Al netto degli errori contabili (ripetuti), delle difficoltà di cassa, dei problemi con le opposizioni e con lo Stato (persino la Gelmini, del suo stesso partito, si è messa di traverso sulle variazioni di bilancio), la cocciutaggine dell’assessore sta portando anche il centrodestra verso un processo irreversibile di sgretolamento. E la Finanziaria, che rappresenta il momento clou dell’azione legislativa di un anno, è stato il classico appiglio per rovesciare sul tavolo tutti i problemi. I tagli alla spesa imposti dall’accordo con Roma, hanno costretto Armao a soprassedere sui ristori – sono esigui e incerti, essendo vincolati ai fondi Poc – e a sforbiciare le aspettative dei deputati. Anche per le marchette sono tempi magri… L’unico a resistere, in questa catastrofe economica che investe la Sicilia, finita da venti giorni in gestione provvisoria, è l’assessore al Bilancio. Il cui compito sarebbe quello di far quadrare i conti, ma il cui operato ha prodotto l’esatto contrario. Con l’avallo di Musumeci.

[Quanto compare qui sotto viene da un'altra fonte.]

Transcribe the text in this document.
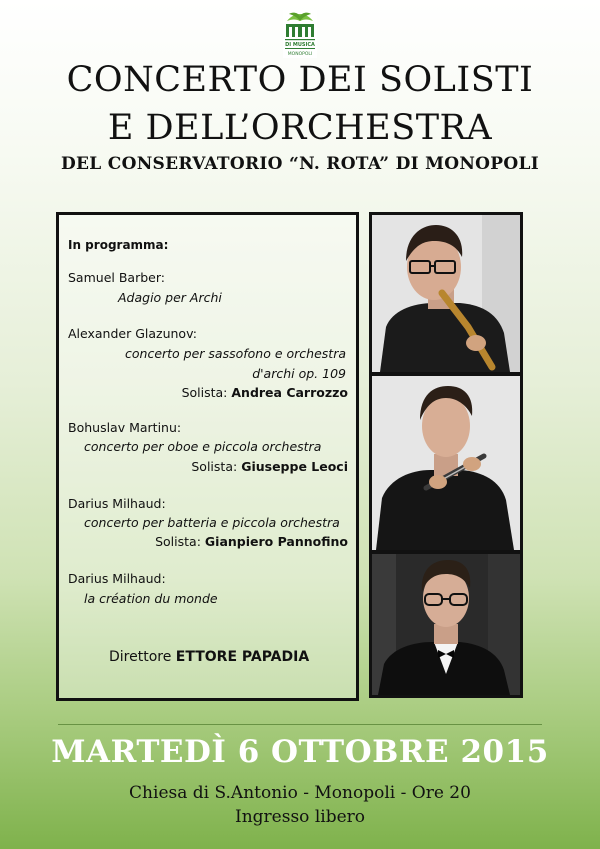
DI MUSICA
MONOPOLI
CONCERTO DEI SOLISTI
E DELL’ORCHESTRA
DEL CONSERVATORIO “N. ROTA” DI MONOPOLI
In programma:
Samuel Barber:
Adagio per Archi
Alexander Glazunov:
concerto per sassofono e orchestra
d'archi op. 109
Solista: Andrea Carrozzo
Bohuslav Martinu:
concerto per oboe e piccola orchestra
Solista: Giuseppe Leoci
Darius Milhaud:
concerto per batteria e piccola orchestra
Solista: Gianpiero Pannofino
Darius Milhaud:
la création du monde
Direttore ETTORE PAPADIA
MARTEDÌ 6 OTTOBRE 2015
Chiesa di S.Antonio - Monopoli - Ore 20
Ingresso libero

Roma ritira l’impugnativa sulle variazioni di bilancio

“Il Consiglio dei ministri non ha impugnato la legge regionale n. 1 del 2021 relativa all’esercizio provvisorio. È il risultato di un’intesa raggiunta con il governo Musumeci che consente di concludere anche i contenziosi costituzionali insorti sulle leggi regionali del 2020 (n. 33 e 36) relative alle variazioni di bilancio e a disposizioni in materia di personale e proroga di titoli edilizi. Lo dichiara l’assessore regionale all’Economia e vicepresidente della Regione , Gaetano Armao. “L’accordo con il governo centrale, raggiunto a seguito del nostro confronto con i rappresentanti dei ministeri guidati da Maria Stella Gelmini (Affari regionali) e Daniele Franco (Economia e finanze) – continua l’assessore – prevede non solo la mancata impugnativa della norma del 2021, ma anche la rinuncia ai ricorsi proposti in Corte costituzionale dallo Stato contro le due leggi del 2020”. Si tratta di questioni di ordine preminentemente formale e inerenti il principio di annualità del bilancio, determinante dalla mancata approvazione, da parte del governo Conte, delle norme di attuazione entro il 31 dicembre.

L’impugnativa della legge sulle variazioni del Bilancio, in caso di pronuncia sfavorevole della Corte Costituzionale, secondo gli uffici dell’Ars sarebbe costata alla Regione un buco da 35 milioni a valere sulla Finanziaria 2021. Il pericolo sembra scampato. “Nel disegno di legge di stabilità – prosegue Armao – sarà effettuata l’abrogazione delle norme controverse nelle leggi impugnate. Si concretizzano così le rassicurazioni che il governo regionale aveva già dato nei giorni scorsi circa l’avanzato stato di definizione degli accordi con lo Stato. Un elemento – conclude Armao – che può, adesso, consentire di accelerare nella definitiva approvazione dei documenti finanziari per il 2021”.